The commission had accused the Redmond, Washington-based company in January of breaking EU antitrust rules by bundling Explorer with its Windows operating system, which powers more than 90 percent of PCs.
"We look forward to building on the dialogue and trust that has been established between Microsoft and the commission," said Microsoft General Counsel Brad Smith in a statement.
Kroes made a point of resolving years of conflict with Microsoft by settling the cases before her five-year term ends next month. The agreement, which will last five years, allows the commission to review the accord in two years. Microsoft will report on compliance starting in six months, the commission said.
Microsoft will also disclose information to allow competing word-processing and spreadsheet products to function more smoothly with its Word and Excel programs, the commission said. The proposals result from a complaint by the European Committee for Interoperable Systems, a group representing International Business Machines Corp. (IBM), Sun Microsystems Inc. (JAVA) and seven other companies in February 2007.

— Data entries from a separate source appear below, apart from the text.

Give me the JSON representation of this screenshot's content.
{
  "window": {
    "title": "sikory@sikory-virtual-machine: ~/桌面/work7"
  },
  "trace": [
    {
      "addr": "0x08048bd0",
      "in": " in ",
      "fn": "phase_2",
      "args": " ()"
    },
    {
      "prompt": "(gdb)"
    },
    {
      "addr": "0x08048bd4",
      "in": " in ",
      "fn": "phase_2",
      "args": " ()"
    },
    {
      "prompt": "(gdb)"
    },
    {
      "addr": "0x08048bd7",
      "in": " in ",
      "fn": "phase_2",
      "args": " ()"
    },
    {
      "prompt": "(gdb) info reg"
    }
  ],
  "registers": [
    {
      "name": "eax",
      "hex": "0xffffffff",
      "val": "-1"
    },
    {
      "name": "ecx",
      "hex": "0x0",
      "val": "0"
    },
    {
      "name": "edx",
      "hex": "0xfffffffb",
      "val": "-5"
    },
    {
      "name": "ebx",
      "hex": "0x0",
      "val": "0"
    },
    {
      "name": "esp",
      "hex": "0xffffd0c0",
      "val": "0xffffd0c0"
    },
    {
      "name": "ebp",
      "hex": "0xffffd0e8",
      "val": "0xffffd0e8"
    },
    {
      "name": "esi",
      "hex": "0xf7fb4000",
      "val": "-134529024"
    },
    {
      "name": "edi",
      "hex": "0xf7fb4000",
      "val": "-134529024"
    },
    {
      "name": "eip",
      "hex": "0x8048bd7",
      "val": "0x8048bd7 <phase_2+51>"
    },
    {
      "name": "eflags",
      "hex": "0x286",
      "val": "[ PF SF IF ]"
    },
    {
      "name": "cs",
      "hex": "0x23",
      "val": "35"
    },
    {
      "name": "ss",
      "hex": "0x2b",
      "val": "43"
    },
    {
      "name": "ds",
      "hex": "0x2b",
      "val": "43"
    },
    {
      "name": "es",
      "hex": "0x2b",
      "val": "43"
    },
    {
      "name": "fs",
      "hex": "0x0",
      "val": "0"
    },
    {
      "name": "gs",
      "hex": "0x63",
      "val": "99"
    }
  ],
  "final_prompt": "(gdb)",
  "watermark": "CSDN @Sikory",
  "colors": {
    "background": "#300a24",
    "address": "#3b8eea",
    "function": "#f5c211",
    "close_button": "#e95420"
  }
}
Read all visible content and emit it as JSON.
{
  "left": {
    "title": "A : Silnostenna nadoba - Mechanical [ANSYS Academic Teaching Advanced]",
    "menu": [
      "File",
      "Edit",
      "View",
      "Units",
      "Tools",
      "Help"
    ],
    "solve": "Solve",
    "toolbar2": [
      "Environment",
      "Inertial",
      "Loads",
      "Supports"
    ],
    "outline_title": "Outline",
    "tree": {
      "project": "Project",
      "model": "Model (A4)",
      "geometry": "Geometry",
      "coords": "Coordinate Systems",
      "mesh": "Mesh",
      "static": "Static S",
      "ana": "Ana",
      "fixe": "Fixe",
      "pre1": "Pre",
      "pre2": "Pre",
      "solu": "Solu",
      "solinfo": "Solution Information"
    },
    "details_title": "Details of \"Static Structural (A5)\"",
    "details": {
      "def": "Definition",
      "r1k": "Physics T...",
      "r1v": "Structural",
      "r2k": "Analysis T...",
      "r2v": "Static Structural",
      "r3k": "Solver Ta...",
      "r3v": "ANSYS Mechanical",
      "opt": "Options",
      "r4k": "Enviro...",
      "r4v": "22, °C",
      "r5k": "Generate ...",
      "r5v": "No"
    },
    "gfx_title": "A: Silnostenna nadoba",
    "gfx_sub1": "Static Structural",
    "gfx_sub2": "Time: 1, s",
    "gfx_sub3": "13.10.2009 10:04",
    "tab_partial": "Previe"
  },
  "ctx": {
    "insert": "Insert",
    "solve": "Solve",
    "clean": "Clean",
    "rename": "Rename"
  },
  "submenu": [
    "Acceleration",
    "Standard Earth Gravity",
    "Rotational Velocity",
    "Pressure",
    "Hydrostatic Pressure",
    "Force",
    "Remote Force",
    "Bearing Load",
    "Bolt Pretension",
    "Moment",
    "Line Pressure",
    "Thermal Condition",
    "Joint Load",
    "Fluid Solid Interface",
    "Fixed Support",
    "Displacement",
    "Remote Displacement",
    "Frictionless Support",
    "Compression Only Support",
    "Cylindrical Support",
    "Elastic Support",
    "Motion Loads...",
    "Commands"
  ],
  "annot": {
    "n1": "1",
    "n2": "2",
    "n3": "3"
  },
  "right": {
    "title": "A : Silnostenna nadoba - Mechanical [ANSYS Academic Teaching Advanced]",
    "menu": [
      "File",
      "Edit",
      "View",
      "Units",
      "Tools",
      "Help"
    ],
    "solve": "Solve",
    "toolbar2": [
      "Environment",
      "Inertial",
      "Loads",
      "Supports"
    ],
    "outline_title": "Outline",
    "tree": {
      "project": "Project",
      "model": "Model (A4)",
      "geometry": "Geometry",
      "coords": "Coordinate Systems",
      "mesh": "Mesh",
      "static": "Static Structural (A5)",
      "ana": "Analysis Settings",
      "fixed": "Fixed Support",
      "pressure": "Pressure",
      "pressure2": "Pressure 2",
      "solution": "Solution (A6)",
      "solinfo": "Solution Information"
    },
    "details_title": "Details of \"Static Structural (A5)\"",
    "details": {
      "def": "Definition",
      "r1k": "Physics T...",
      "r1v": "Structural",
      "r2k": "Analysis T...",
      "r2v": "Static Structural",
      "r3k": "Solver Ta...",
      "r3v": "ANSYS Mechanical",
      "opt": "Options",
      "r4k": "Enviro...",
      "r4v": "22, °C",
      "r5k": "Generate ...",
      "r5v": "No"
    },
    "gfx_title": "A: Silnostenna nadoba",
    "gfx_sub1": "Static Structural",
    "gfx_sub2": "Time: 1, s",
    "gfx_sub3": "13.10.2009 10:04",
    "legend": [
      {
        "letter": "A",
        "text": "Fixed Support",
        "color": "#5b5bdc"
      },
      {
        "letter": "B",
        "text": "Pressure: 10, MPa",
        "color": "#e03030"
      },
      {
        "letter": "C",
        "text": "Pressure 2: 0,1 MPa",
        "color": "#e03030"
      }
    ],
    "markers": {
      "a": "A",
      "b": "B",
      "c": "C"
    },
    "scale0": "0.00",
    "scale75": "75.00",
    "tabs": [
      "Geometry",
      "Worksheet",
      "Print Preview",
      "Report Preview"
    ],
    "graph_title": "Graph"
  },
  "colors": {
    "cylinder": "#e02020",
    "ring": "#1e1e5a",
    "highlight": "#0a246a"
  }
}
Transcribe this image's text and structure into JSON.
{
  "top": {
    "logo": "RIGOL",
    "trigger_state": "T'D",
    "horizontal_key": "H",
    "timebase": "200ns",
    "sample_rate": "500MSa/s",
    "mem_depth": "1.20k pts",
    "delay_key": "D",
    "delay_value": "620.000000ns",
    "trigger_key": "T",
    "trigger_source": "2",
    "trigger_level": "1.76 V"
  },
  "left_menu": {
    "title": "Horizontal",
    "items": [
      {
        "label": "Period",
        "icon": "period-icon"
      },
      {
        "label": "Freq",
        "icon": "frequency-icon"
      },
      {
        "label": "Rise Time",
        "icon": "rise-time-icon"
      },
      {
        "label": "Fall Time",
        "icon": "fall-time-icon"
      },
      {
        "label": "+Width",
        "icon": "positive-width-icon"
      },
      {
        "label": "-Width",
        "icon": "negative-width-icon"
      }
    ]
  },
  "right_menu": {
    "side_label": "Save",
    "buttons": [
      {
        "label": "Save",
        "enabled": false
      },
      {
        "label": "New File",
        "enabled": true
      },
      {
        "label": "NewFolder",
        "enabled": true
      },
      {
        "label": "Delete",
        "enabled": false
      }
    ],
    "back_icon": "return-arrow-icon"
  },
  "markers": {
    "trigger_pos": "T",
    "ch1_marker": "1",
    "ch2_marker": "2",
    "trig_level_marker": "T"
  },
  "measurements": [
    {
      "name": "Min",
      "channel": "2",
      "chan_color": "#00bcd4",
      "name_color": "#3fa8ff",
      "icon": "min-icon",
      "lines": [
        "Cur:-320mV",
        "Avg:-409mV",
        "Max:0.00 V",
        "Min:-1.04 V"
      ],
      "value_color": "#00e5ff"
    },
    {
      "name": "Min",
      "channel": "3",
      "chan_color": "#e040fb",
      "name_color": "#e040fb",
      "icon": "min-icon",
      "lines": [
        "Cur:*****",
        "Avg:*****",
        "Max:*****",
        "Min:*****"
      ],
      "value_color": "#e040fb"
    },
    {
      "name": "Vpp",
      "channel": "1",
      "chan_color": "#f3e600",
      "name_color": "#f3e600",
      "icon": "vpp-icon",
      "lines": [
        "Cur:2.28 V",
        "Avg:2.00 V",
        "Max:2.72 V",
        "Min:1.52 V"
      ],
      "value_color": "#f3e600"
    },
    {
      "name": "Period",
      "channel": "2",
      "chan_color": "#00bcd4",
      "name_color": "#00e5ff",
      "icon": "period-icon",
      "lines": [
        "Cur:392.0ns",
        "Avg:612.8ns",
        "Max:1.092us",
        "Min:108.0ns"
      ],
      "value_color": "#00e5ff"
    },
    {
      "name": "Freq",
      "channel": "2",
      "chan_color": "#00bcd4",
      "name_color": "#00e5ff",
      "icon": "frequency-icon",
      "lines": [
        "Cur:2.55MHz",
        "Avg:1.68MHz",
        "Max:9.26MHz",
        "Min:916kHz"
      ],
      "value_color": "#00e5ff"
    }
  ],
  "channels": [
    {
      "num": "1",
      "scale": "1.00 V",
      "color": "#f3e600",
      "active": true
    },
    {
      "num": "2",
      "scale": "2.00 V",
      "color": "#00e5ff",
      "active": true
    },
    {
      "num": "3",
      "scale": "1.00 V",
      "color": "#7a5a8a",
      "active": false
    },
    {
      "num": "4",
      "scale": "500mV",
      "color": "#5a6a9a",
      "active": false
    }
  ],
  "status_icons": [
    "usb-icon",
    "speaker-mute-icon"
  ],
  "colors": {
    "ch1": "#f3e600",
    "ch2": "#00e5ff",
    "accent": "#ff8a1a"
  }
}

"Big chunks of the Microsoft problem have been solved," said Maurits Dolmans, a lawyer for ECIS from Cleary Gottlieb Steen & Hamilton LLP.
Dolmans said there are still three other complaints against Microsoft. ECIS has complained that Microsoft changes standards on its Office software so that documents made in other formats don't appear correctly.
Another complaint deals with 235 patents owned by Microsoft in the Linux open-source software. The third deals with Microsoft's alleged discounts to businesses to convince them use the entire Windows platform for all their computing needs, Dolmans said.
Microsoft's browser dominance has eroded in recent years. Internet Explorer had 63.6 percent of the market in November, according to Net Applications, compared with 24.7 percent for Mozilla's Firefox, 4.4 percent for Apple Inc.'s Safari and 3.9 percent for Google's Chrome. Opera had 2.3 percent.